The PAI focused on the drug product manufacturing of an innovative drug for one of WuXi STA’s partners. During a 5-day remote inspection from November 8 to 12 in 2021, the inspector assessed the compliance of the manufacturing operations against the EU Guideline to Good Manufacturing Practice (GMP). The inspection included a comprehensive review of the quality management system, the manufacturing & QC equipment and facilities, tablet manufacturing operations and controls, material handling and data management & integrity programs. The PAI was completed successfully with no critical or major observations, and the Wuxi City site will start provide commercial drug product manufacturing service of this innovative medicine for the European market.

WuXi STA’s drug product site in Wuxi City offers a full range of services including formulation development and manufacturing for a broad range of oral and injectable dosage forms. In 2020, the site passed PAI from China NMPA and this latest successful PAI from the EMA further demonstrates the company’s robust and reliable quality system.

High quality standard is embedded in WuXi STA’s core value. Since its initial founding, WuXi STA has passed over 50 inspections from all major regulatory agencies including US FDA, EMA, China NMPA, SwissMedic and Japan PMDA. With the industry-leading integrated CMC platform and the global quality system, products manufactured by WuXi STA have been launched in 105 countries around the world.

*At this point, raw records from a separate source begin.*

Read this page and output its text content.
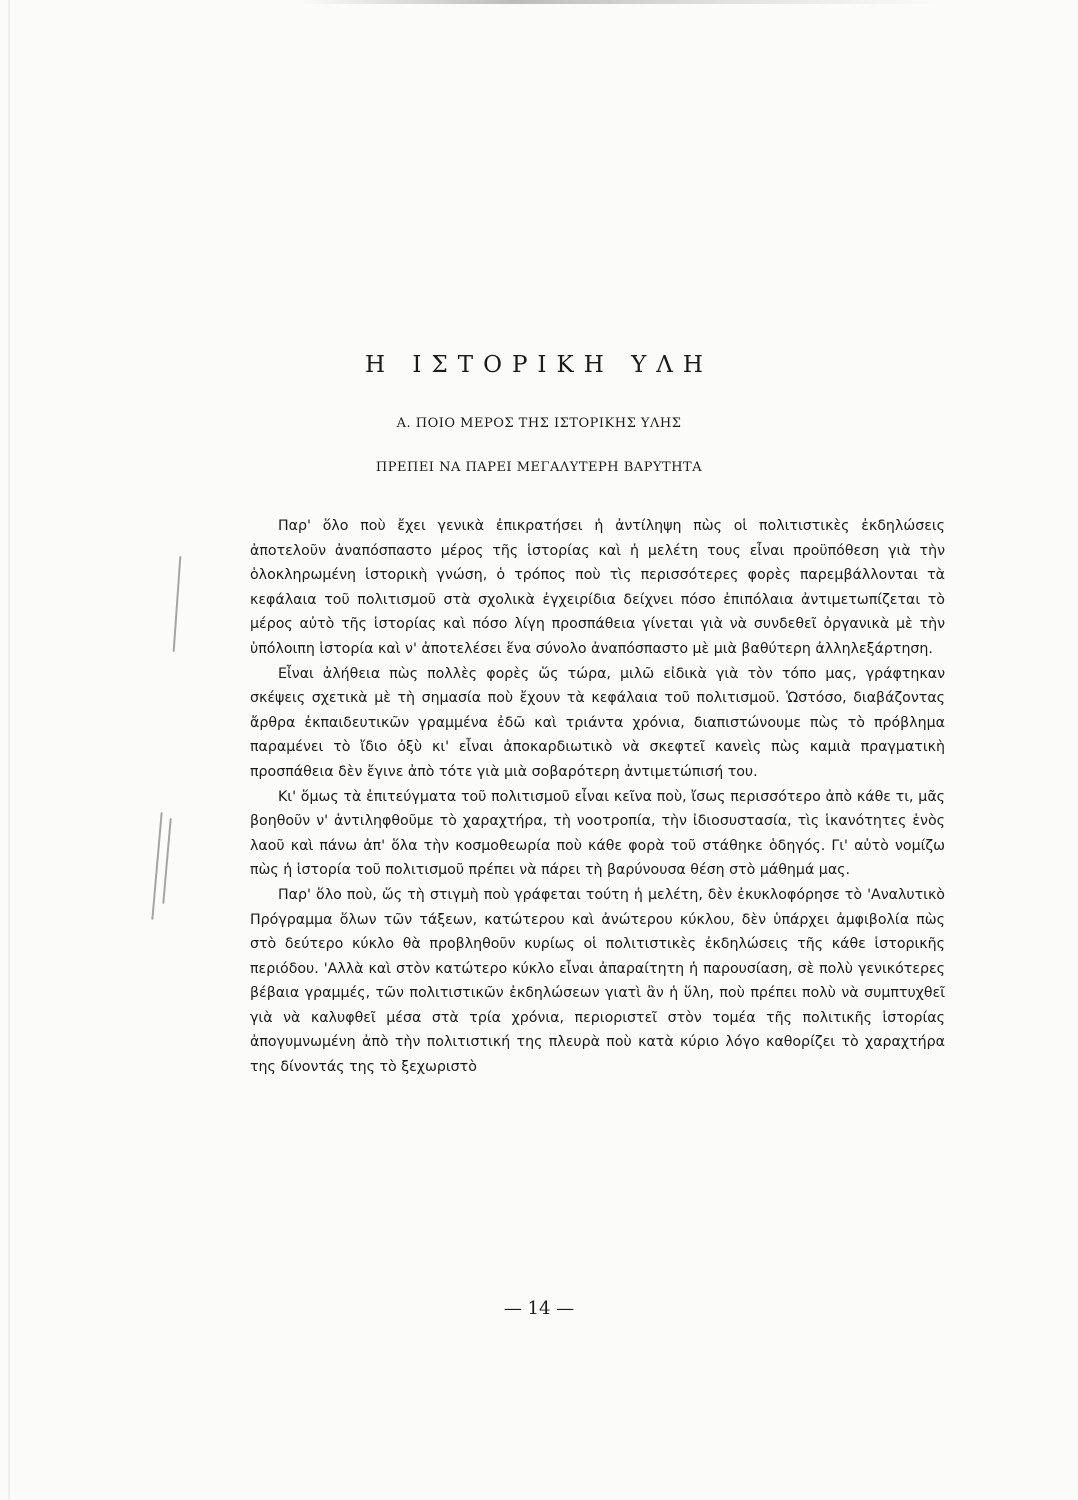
Η ΙΣΤΟΡΙΚΗ ΥΛΗ

Α. ΠΟΙΟ ΜΕΡΟΣ ΤΗΣ ΙΣΤΟΡΙΚΗΣ ΥΛΗΣ

ΠΡΕΠΕΙ ΝΑ ΠΑΡΕΙ ΜΕΓΑΛΥΤΕΡΗ ΒΑΡΥΤΗΤΑ

Παρ' ὅλο ποὺ ἔχει γενικὰ ἐπικρατήσει ἡ ἀντίληψη πὼς οἱ πολιτιστικὲς ἐκδηλώσεις ἀποτελοῦν ἀναπόσπαστο μέρος τῆς ἱστορίας καὶ ἡ μελέτη τους εἶναι προϋπόθεση γιὰ τὴν ὁλοκληρωμένη ἱστορικὴ γνώση, ὁ τρόπος ποὺ τὶς περισσότερες φορὲς παρεμβάλλονται τὰ κεφάλαια τοῦ πολιτισμοῦ στὰ σχολικὰ ἐγχειρίδια δείχνει πόσο ἐπιπόλαια ἀντιμετωπίζεται τὸ μέρος αὐτὸ τῆς ἱστορίας καὶ πόσο λίγη προσπάθεια γίνεται γιὰ νὰ συνδεθεῖ ὀργανικὰ μὲ τὴν ὑπόλοιπη ἱστορία καὶ ν' ἀποτελέσει ἕνα σύνολο ἀναπόσπαστο μὲ μιὰ βαθύτερη ἀλληλεξάρτηση.

Εἶναι ἀλήθεια πὼς πολλὲς φορὲς ὥς τώρα, μιλῶ εἰδικὰ γιὰ τὸν τόπο μας, γράφτηκαν σκέψεις σχετικὰ μὲ τὴ σημασία ποὺ ἔχουν τὰ κεφάλαια τοῦ πολιτισμοῦ. Ὡστόσο, διαβάζοντας ἄρθρα ἐκπαιδευτικῶν γραμμένα ἐδῶ καὶ τριάντα χρόνια, διαπιστώνουμε πὼς τὸ πρόβλημα παραμένει τὸ ἴδιο ὀξὺ κι' εἶναι ἀποκαρδιωτικὸ νὰ σκεφτεῖ κανεὶς πὼς καμιὰ πραγματικὴ προσπάθεια δὲν ἔγινε ἀπὸ τότε γιὰ μιὰ σοβαρότερη ἀντιμετώπισή του.

Κι' ὅμως τὰ ἐπιτεύγματα τοῦ πολιτισμοῦ εἶναι κεῖνα ποὺ, ἴσως περισσότερο ἀπὸ κάθε τι, μᾶς βοηθοῦν ν' ἀντιληφθοῦμε τὸ χαραχτήρα, τὴ νοοτροπία, τὴν ἰδιοσυστασία, τὶς ἱκανότητες ἑνὸς λαοῦ καὶ πάνω ἀπ' ὅλα τὴν κοσμοθεωρία ποὺ κάθε φορὰ τοῦ στάθηκε ὁδηγός. Γι' αὐτὸ νομίζω πὼς ἡ ἱστορία τοῦ πολιτισμοῦ πρέπει νὰ πάρει τὴ βαρύνουσα θέση στὸ μάθημά μας.

Παρ' ὅλο ποὺ, ὥς τὴ στιγμὴ ποὺ γράφεται τούτη ἡ μελέτη, δὲν ἐκυκλοφόρησε τὸ 'Αναλυτικὸ Πρόγραμμα ὅλων τῶν τάξεων, κατώτερου καὶ ἀνώτερου κύκλου, δὲν ὑπάρχει ἀμφιβολία πὼς στὸ δεύτερο κύκλο θὰ προβληθοῦν κυρίως οἱ πολιτιστικὲς ἐκδηλώσεις τῆς κάθε ἱστορικῆς περιόδου. 'Αλλὰ καὶ στὸν κατώτερο κύκλο εἶναι ἀπαραίτητη ἡ παρουσίαση, σὲ πολὺ γενικότερες βέβαια γραμμές, τῶν πολιτιστικῶν ἐκδηλώσεων γιατὶ ἂν ἡ ὕλη, ποὺ πρέπει πολὺ νὰ συμπτυχθεῖ γιὰ νὰ καλυφθεῖ μέσα στὰ τρία χρόνια, περιοριστεῖ στὸν τομέα τῆς πολιτικῆς ἱστορίας ἀπογυμνωμένη ἀπὸ τὴν πολιτιστική της πλευρὰ ποὺ κατὰ κύριο λόγο καθορίζει τὸ χαραχτήρα της δίνοντάς της τὸ ξεχωριστὸ

— 14 —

Dr. Minzhang Chen, Co-CEO of WuXi AppTec and CEO of WuXi STA, commented, “I am very pleased that after our Shanghai Waigaoqiao site passed its first drug product PAI by the US FDA last year, our Wuxi City site has also successfully passed its first drug product PAI from the EMA. We will continue to maintain the highest global quality standards and through our global R&D and manufacturing network, empower more partners to accelerate the development of their innovative medicines for patients worldwide.”